Durante a pandemia de Covid 19, que no primeiro semestre de 2020 já afetava a maioria dos países e que levou grande parte da população mundial a cumprir isolamento social em suas residências, o consumo de produtos audiovisuais teve um salto e o consumo por vias ilegais acompanhou esse crescimento. Uma pesquisa guiada pela Business Bureau e apresentada no Streaming Brasil 2021, mostrou que nos últimos quatro meses de 2019, só na América Latina, 27.274.181 domicílios com internet consumiram pirataria online. E nos últimos quatro meses de 2020, esse número subiu para 28.042.837. Um aumento de quase 1 milhão. Já especificamente no Brasil, 33,5% dos domicílios com internet consumiram pirataria online no quadrimestre final de 2020. Entre os gêneros mais pirateados, estão filmes e séries (17,72%), esportes (14,96%) e canais premium (12,16%).
A realidade do acesso ao audiovisual no Brasil
O censo realizado pelo IBGE no ano de 2018 constatou que 39,9% das pessoas moravam em municípios sem, ao menos, um cinema. A pesquisa ainda aponta dados preocupantes em relação as pessoas afetadas pela escassez de acesso a cultura, que varia por sexo, cor ou raça, grupo de idade e de nível de instrução. Em relação aos grupos de idade, a pesquisa mostra que crianças e adolescentes são a faixa etária mais afetada: sendo que 43,8% das pessoas com até 14 anos vivem em municípios sem cinema, e pessoas sem o ensino fundamental completo têm menos acesso a cinemas e provedores de internet do que pessoas com maior nível de escolaridade.

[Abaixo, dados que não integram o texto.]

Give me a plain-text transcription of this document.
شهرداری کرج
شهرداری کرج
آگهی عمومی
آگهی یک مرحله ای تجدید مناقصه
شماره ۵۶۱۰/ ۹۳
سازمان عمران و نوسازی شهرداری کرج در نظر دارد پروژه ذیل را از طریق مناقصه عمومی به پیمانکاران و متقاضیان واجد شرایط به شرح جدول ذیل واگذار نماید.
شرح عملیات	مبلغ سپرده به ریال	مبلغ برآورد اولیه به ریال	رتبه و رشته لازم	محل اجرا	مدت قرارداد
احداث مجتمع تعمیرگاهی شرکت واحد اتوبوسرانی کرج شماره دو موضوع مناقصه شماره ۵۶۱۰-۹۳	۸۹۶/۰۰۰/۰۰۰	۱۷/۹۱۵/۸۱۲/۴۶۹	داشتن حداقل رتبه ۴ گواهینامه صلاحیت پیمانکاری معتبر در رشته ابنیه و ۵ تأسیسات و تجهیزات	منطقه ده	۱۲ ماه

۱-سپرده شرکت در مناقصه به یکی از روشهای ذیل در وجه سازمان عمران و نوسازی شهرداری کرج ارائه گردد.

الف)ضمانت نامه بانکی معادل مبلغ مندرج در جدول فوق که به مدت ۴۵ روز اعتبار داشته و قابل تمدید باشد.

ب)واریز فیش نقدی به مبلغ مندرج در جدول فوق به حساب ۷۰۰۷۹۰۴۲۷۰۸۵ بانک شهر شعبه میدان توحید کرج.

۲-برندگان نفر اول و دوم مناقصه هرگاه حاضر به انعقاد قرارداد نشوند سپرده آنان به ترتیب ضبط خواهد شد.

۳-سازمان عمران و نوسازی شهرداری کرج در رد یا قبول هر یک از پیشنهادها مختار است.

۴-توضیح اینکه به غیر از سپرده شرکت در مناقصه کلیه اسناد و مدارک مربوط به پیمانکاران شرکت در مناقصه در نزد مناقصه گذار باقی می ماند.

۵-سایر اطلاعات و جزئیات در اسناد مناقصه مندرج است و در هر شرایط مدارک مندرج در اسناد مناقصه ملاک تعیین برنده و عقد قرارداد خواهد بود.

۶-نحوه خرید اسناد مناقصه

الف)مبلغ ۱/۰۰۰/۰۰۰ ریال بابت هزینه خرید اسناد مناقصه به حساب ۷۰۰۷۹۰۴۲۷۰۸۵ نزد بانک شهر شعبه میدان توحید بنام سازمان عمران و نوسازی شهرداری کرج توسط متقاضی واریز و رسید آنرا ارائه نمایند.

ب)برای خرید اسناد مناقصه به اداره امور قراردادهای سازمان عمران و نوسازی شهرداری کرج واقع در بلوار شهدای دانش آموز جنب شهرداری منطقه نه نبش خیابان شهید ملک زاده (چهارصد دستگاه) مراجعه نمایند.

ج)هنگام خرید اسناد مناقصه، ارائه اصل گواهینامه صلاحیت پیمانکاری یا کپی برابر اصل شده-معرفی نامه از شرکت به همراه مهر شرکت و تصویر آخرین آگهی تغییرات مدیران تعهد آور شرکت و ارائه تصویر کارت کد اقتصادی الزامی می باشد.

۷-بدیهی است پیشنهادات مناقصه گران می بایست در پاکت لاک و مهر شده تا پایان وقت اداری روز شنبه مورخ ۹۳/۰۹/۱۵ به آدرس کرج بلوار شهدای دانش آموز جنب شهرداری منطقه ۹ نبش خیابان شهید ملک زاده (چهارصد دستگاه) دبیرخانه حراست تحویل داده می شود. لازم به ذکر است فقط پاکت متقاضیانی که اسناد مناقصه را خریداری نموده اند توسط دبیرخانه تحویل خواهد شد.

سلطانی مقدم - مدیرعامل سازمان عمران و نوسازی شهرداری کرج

Durante a pandemia, apenas 64% das pessoas pertencentes às classes D (famílias com rendimentos acima de dois a quatro salários mínimos) e E (composta por rendimentos mensais de no máximo dois salários mínimos) tinham acesso a provedores de internet, sendo que cerca de 90% se conectam à rede apenas pelo celular. Essa realidade diminui ainda mais a possibilidade dessa parcela da população consumir filmes e séries em plataformas streaming, por exemplo.
E mesmo diante desse cenário desigual, em Outubro de 2021 a Assembléia Legislativa de São Paulo (Alesp) aprovou um projeto de lei do deputado Arthur do Val, que visava acabar com o benefício da meia-entrada de jovens em eventos culturais e esportivos no estado de São Paulo. O projeto claramente distorce a ideia da meia-entrada e amplia ainda mais os abismos sociais, intensificados pela pandemia. Apesar de ter seguido para ser sancionado, felizmente o projeto de lei foi vetado pelo governador de São Paulo.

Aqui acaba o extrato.